Like her brother Aage, Westenholz was deeply interested in defence matters. Partly as a result of delays in parliamentary progress on a defence bill and partly in connection with the Alberti scandal, on 19 August 1909, unnoticed she gained access to the Folketing where the speaker had just announced the appointment of Jens Christian Christensen as the minister responsible for defence. She snatched the speaker's bell, rang it vigorously and, pointing at the ministers' benches, declared: "Before you begin your work, you should know that in this chamber there is a man who has brought disgrace to Denmark. Here you sit, you Danish men, haggling about the country's rights and wrongs in your lust for power and self-indulgence, but it needs to be said from this rostrum that Denmark's women despise you and brand you as a bunch of unpatriotic hirelings who betray the honour of Denmark." This was the first time any woman had spoken in the Folketing.

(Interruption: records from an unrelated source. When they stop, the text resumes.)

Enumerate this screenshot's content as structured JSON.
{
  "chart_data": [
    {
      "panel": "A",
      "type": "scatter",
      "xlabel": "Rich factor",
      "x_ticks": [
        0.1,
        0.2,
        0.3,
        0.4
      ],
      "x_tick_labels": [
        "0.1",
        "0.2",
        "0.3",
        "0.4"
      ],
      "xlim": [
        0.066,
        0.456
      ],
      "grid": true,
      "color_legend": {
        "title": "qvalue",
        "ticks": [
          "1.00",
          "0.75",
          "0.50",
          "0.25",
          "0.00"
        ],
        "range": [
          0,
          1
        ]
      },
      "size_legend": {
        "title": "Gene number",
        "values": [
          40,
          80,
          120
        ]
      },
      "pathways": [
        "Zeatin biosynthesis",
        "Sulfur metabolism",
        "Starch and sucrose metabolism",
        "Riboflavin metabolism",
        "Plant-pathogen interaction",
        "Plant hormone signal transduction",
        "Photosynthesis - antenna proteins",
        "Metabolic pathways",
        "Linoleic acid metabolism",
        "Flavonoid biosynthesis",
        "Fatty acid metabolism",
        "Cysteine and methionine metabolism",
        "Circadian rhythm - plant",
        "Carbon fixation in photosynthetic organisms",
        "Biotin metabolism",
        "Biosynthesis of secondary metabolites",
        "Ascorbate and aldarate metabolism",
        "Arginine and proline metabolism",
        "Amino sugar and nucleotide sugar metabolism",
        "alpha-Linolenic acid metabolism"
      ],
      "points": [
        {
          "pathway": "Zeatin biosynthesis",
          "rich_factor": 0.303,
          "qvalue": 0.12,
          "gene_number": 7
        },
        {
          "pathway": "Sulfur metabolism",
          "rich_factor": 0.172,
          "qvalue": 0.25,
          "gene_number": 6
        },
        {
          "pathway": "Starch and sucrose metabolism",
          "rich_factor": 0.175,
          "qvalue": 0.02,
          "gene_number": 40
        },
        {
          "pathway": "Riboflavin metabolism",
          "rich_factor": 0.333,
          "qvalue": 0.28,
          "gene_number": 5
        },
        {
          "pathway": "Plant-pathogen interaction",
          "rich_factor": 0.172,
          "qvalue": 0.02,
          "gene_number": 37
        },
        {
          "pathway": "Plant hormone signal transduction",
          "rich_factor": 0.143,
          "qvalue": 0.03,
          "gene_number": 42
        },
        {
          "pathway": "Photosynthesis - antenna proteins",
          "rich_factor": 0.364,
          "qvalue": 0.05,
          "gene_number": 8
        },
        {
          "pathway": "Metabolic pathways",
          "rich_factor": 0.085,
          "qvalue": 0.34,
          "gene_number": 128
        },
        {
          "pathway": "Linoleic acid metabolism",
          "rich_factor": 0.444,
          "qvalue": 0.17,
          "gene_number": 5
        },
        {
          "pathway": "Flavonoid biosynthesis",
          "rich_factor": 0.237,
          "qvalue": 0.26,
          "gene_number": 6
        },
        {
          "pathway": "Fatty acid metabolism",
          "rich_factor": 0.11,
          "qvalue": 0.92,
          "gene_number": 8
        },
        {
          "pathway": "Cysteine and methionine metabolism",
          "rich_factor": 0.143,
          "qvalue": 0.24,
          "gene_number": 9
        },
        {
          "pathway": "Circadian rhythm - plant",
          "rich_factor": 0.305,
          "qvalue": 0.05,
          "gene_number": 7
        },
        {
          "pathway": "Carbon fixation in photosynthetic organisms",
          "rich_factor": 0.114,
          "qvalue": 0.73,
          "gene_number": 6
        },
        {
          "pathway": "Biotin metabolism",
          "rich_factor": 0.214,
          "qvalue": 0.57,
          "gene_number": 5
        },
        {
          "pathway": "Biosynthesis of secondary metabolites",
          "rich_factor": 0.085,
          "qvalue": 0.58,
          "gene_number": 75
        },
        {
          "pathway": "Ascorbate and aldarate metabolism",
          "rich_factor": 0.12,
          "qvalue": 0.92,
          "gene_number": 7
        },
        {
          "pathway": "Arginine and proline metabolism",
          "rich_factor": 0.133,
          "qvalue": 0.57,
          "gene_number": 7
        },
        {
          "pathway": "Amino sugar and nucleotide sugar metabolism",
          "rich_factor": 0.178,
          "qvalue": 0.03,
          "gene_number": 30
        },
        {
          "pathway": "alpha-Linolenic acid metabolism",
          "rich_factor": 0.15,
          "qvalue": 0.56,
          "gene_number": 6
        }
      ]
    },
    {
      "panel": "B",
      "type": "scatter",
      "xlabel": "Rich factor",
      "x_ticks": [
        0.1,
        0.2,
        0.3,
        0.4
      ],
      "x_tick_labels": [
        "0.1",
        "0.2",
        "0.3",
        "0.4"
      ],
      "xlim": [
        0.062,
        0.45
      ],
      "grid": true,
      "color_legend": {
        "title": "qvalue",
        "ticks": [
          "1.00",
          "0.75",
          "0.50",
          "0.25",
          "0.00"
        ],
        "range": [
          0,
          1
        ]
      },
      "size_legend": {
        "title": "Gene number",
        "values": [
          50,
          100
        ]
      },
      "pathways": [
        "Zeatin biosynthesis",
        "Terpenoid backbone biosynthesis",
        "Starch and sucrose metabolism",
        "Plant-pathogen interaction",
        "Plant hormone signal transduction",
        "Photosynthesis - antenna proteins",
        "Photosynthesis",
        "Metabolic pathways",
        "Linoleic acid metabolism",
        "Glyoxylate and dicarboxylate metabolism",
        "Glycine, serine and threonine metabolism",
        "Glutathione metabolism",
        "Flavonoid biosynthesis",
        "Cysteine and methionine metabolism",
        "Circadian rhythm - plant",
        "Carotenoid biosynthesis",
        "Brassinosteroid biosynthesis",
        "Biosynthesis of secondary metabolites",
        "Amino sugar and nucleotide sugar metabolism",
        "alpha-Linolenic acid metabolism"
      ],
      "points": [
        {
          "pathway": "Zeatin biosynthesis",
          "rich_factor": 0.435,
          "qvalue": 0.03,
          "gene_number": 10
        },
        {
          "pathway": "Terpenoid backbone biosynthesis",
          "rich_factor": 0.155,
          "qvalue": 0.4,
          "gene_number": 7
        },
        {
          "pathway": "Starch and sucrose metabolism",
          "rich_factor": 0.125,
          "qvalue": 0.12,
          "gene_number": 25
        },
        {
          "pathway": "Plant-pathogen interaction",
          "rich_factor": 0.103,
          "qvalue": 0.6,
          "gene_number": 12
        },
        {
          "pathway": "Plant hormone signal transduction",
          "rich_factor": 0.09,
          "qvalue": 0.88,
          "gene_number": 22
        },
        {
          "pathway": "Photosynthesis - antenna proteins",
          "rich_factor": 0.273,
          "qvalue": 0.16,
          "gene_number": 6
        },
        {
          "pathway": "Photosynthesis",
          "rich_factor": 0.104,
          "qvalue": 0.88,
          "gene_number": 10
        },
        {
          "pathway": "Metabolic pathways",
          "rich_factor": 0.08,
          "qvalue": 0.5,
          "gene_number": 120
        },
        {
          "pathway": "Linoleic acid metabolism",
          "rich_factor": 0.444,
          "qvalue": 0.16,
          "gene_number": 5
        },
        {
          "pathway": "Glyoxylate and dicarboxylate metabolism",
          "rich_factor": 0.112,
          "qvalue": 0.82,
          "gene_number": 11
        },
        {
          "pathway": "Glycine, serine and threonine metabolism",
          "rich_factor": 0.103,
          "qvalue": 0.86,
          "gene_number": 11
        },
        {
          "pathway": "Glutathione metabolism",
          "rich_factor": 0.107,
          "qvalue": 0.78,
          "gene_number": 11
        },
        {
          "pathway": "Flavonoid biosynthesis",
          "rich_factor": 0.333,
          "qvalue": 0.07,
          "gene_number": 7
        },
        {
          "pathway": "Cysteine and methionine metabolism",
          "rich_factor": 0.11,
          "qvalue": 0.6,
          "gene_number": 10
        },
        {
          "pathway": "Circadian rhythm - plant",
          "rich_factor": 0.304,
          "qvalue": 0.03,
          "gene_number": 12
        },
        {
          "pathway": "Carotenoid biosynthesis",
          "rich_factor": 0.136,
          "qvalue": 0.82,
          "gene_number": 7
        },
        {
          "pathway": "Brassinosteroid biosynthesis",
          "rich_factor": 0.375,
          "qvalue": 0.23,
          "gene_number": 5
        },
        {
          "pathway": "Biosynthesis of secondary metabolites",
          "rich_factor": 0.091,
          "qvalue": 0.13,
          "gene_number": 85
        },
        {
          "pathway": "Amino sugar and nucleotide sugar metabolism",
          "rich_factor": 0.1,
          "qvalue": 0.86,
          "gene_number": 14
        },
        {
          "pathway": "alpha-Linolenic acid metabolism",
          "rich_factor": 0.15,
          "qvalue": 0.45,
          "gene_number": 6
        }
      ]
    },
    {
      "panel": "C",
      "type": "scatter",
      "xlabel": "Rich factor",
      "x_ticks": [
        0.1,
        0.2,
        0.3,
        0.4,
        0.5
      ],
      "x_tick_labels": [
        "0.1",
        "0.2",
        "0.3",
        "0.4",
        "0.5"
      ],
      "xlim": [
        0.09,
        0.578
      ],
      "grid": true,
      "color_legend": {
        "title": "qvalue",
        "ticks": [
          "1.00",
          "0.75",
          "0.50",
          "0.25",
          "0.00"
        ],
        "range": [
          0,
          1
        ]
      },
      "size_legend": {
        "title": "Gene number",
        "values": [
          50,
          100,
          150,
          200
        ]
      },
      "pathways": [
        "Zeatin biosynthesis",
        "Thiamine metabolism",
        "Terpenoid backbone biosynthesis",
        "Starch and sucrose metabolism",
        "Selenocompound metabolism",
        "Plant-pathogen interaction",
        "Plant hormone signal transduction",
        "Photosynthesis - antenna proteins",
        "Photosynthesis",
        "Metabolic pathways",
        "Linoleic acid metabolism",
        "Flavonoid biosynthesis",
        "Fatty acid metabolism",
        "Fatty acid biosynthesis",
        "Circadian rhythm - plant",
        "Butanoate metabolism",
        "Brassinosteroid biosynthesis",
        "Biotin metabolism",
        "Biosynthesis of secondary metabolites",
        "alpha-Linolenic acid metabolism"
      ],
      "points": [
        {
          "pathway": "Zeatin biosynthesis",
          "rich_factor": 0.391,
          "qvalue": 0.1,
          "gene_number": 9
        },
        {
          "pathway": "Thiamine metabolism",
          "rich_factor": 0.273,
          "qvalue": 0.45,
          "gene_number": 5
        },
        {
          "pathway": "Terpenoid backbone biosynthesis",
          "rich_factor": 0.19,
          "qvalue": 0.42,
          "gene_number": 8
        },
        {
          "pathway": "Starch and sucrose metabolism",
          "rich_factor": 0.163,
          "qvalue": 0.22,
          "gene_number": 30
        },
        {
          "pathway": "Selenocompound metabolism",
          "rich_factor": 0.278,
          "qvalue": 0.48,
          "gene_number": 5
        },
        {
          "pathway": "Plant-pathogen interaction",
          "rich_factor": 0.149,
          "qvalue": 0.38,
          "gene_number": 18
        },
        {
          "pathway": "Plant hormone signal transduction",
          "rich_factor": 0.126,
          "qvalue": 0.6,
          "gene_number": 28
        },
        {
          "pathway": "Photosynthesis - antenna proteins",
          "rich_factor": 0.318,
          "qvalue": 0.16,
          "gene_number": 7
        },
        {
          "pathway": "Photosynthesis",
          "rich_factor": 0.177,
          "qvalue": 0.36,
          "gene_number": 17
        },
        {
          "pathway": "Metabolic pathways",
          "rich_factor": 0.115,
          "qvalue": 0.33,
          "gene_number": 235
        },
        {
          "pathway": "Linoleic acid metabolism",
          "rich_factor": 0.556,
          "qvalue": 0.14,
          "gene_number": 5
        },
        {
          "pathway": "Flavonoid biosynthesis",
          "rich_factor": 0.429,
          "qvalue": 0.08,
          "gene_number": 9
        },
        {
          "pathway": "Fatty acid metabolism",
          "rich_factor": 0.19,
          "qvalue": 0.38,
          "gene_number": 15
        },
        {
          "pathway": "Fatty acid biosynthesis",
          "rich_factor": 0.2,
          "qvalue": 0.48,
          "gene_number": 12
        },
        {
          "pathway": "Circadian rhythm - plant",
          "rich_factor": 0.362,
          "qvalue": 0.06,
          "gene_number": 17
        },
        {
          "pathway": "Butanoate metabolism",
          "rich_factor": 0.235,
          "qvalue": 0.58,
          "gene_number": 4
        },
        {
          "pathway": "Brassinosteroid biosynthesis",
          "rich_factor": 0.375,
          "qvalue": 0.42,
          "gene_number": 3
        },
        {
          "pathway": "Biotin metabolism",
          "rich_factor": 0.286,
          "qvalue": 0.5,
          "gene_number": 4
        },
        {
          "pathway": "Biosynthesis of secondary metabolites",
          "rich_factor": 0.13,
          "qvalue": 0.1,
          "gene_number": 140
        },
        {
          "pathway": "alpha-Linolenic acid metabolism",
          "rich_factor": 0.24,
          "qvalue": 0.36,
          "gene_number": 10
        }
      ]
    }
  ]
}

She had expected to be arrested but was simply escorted out of the chamber. With the assistance of the Danske Kvinders Forsvarsforening (Danish Women's Defence Association), a demonstration of support was organized outside her home.

==Later life==
Westerholz also played a significant part in encouraging her niece, Karen Blixen, to become a writer. Thanks to her friendship Dorothy Canfield Fisher, an American writer and member of the Book of the Month Club's selection committee, she was able to arrange for publication of Blixen's Seven Gothic Tales in 1934. Mary Westenholz died in Hørsholm on 8 May 1947. She is buried in Hørshom Cemetery.